Final answer:
The function f(x)=3x^3−3x^2+2 has two critical numbers; x = 0, which leads to a relative maximum, and x = 2/3, which leads to a relative minimum, as determined by the second derivative test.
Step-by-step explanation:
To find the critical numbers for the function f(x)=3x^3 −3x^2+2, we first calculate its first derivative, f'(x). The critical numbers are the values of x for which the first derivative is zero or undefined. After finding the critical numbers, the second derivative test can be applied to determine the nature of these points, whether they're relative maxima or minima.
First, let's find f'(x):
f'(x) = d/dx (3x^3 - 3x^2 + 2) = 9x^2 - 6x
To find critical numbers, set f'(x) = 0:
9x^2 - 6x = 0
x(9x - 6) = 0
This gives us two critical numbers: x = 0 and x = 2/3.
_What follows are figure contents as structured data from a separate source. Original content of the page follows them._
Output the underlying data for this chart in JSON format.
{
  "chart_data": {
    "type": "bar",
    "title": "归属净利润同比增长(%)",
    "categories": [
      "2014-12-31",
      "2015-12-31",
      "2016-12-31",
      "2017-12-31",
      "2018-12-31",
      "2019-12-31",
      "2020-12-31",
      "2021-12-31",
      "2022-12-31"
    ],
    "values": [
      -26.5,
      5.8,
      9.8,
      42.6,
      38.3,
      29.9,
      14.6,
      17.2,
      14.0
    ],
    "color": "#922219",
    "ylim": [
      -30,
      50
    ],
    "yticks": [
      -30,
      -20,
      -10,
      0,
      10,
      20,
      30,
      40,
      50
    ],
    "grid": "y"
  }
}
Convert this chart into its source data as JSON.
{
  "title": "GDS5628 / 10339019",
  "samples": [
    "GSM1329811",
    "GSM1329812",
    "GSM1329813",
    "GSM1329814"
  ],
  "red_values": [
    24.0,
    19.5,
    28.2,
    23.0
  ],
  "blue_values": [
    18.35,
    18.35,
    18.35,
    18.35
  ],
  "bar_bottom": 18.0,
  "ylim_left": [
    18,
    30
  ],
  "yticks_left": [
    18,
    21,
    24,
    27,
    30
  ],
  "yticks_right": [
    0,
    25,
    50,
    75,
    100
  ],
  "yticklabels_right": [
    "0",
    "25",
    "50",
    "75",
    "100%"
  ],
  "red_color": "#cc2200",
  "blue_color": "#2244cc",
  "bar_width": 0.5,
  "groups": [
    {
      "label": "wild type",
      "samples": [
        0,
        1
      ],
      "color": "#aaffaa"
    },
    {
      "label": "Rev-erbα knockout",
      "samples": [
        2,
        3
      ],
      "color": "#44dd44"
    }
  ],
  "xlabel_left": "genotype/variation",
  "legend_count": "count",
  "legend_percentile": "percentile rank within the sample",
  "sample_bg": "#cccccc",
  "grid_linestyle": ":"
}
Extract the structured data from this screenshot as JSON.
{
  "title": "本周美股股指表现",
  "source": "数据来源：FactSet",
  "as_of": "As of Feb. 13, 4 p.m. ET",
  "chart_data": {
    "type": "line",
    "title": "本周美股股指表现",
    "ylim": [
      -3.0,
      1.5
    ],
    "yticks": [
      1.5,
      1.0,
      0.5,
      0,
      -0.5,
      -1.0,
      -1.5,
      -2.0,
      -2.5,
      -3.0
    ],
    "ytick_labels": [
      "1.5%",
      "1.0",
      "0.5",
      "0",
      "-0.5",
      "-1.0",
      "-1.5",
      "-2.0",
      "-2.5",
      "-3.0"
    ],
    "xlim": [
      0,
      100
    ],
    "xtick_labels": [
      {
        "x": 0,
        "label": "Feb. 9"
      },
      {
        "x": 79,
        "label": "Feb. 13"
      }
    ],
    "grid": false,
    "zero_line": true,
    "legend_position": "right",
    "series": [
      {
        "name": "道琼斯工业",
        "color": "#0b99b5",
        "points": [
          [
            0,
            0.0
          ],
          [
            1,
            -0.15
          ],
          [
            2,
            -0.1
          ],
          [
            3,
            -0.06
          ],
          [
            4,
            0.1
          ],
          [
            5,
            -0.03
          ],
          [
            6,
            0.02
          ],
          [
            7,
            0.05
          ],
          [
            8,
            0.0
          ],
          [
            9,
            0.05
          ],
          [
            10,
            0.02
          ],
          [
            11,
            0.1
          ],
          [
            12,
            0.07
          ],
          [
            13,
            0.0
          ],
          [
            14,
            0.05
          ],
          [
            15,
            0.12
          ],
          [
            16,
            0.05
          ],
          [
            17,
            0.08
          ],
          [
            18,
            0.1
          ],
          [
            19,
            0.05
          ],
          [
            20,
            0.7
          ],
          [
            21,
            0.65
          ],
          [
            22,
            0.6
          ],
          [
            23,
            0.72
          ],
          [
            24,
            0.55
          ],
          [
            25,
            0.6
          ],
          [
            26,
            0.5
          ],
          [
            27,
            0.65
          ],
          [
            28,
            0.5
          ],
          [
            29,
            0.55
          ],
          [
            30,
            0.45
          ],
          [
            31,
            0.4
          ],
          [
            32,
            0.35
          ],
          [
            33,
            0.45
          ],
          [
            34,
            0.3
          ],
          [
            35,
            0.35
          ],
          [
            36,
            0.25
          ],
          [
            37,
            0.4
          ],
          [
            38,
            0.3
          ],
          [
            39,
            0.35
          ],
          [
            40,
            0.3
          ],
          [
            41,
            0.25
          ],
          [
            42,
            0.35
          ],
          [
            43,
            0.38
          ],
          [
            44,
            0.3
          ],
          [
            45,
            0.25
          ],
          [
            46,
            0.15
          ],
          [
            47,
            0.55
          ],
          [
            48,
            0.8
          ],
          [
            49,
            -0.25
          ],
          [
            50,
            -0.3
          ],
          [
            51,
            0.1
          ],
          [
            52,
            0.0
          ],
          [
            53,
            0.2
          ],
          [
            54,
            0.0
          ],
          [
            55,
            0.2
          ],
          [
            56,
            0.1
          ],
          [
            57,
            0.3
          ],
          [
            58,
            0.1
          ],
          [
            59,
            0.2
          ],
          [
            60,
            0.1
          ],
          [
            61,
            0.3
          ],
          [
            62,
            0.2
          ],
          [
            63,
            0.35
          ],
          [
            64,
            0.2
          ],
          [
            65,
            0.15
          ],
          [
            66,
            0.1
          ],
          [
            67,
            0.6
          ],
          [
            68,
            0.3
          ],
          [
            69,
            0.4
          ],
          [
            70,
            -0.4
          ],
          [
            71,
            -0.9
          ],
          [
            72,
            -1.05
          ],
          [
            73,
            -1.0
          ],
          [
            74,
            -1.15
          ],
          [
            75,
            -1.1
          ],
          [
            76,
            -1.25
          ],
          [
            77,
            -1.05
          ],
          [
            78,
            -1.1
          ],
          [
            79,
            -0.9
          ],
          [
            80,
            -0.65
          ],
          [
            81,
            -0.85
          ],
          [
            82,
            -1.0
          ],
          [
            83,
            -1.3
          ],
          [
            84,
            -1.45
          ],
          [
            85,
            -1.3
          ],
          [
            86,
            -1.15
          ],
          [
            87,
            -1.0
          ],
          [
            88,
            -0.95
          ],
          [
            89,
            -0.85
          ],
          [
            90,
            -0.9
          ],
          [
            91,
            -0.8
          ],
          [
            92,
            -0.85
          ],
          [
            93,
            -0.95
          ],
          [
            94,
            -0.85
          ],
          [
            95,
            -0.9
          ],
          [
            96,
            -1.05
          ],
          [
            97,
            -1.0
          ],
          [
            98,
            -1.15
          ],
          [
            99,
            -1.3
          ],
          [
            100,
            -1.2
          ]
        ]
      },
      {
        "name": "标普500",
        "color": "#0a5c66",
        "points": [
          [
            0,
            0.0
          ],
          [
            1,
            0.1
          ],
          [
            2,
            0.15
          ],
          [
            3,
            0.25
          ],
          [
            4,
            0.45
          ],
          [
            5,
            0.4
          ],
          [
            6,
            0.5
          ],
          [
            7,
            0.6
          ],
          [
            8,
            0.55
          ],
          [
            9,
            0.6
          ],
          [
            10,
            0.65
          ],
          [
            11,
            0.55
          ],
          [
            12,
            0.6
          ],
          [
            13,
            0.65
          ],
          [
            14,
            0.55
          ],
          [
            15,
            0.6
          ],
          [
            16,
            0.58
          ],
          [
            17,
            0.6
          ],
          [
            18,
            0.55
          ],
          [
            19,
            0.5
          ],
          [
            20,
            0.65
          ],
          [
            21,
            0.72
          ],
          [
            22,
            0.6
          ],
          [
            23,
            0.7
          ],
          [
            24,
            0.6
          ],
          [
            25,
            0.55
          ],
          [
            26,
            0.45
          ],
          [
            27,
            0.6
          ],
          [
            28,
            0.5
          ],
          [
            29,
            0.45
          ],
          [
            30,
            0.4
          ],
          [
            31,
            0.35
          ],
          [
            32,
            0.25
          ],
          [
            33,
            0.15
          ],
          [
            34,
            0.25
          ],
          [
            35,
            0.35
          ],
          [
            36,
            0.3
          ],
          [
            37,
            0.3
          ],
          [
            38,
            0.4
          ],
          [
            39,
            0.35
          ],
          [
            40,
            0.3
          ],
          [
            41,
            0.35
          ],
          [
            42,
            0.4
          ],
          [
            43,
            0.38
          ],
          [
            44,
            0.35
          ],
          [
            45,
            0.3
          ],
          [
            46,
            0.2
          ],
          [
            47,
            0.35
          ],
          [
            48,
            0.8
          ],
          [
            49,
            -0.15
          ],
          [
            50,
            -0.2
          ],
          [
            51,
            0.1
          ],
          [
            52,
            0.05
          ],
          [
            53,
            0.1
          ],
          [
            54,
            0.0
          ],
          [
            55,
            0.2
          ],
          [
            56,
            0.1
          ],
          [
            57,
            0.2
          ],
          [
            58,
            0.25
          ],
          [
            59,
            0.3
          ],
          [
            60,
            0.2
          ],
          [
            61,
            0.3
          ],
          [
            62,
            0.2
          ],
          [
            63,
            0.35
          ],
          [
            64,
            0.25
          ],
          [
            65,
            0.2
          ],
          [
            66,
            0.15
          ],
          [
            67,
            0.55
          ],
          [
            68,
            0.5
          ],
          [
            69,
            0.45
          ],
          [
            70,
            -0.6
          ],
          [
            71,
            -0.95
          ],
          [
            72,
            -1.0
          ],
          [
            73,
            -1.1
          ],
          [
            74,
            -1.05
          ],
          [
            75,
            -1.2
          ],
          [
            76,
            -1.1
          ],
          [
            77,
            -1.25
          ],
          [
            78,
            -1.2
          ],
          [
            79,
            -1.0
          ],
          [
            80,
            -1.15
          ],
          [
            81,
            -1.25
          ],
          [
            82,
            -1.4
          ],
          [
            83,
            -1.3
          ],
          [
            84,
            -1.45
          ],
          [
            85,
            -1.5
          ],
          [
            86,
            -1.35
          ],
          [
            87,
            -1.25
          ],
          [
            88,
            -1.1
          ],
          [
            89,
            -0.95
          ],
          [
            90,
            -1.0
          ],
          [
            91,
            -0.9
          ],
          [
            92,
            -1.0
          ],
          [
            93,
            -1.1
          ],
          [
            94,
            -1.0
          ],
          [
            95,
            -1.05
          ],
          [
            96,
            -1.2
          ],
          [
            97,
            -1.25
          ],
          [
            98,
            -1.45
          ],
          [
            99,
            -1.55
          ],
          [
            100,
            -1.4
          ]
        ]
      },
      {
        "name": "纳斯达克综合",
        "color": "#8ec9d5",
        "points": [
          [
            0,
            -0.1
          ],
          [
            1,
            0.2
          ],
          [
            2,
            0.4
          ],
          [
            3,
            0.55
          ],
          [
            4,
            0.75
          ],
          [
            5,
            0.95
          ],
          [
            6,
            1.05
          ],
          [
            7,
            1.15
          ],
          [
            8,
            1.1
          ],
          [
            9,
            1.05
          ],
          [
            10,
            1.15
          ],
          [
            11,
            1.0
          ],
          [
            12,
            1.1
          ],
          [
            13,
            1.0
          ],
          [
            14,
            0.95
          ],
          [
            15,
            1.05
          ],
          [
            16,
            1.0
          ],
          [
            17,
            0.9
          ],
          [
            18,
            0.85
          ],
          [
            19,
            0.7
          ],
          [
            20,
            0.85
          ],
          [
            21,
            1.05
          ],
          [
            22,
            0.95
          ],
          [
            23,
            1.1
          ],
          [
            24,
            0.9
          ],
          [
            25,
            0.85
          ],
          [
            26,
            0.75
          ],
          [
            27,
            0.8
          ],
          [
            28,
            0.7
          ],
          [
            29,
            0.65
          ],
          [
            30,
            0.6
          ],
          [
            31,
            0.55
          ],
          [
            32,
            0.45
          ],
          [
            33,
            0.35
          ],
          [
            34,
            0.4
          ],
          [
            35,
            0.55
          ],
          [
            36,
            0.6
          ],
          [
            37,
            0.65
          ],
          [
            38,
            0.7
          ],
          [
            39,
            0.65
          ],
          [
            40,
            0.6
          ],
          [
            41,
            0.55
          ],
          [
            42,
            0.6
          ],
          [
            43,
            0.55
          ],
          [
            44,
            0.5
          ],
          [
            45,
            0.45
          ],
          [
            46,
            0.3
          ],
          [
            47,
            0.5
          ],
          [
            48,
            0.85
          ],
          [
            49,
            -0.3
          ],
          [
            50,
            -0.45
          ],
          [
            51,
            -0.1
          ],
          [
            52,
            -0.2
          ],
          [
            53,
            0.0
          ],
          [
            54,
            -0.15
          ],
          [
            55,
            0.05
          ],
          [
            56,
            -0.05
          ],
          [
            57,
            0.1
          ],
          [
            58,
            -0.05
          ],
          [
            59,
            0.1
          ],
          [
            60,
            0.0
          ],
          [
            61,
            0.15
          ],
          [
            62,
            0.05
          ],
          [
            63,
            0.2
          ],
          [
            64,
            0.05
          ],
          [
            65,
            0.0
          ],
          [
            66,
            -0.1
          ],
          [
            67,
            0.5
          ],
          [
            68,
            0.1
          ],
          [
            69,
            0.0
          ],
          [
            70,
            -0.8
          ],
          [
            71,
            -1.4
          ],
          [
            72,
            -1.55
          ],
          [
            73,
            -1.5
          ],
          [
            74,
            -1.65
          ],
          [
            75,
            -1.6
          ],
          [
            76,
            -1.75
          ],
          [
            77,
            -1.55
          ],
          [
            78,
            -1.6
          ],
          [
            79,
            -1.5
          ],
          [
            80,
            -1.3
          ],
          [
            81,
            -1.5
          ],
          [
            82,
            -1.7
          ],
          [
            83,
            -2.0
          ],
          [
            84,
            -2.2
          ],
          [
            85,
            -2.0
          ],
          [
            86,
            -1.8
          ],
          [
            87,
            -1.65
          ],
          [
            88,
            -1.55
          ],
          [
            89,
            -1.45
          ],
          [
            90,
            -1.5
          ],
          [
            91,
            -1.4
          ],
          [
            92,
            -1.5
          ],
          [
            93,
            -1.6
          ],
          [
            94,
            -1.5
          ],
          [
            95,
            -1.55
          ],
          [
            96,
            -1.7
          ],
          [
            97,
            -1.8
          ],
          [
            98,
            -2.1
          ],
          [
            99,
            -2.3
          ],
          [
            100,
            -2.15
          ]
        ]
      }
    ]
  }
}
Next, we calculate the second derivative, f''(x):
f''(x) = d^2/dx^2 (3x^3 - 3x^2 + 2) = 18x - 6
Now, apply the second derivative test at each critical number:
- f''(0) = 18(0) - 6 = -6, which is less than 0, indicating a relative maximum.
- f''(2/3) = 18(2/3) - 6 = 6, which is greater than 0, indicating a relative minimum.
If the second derivative test were inconclusive, we would then apply the first derivative test by analyzing the sign of the first derivative around the critical numbers.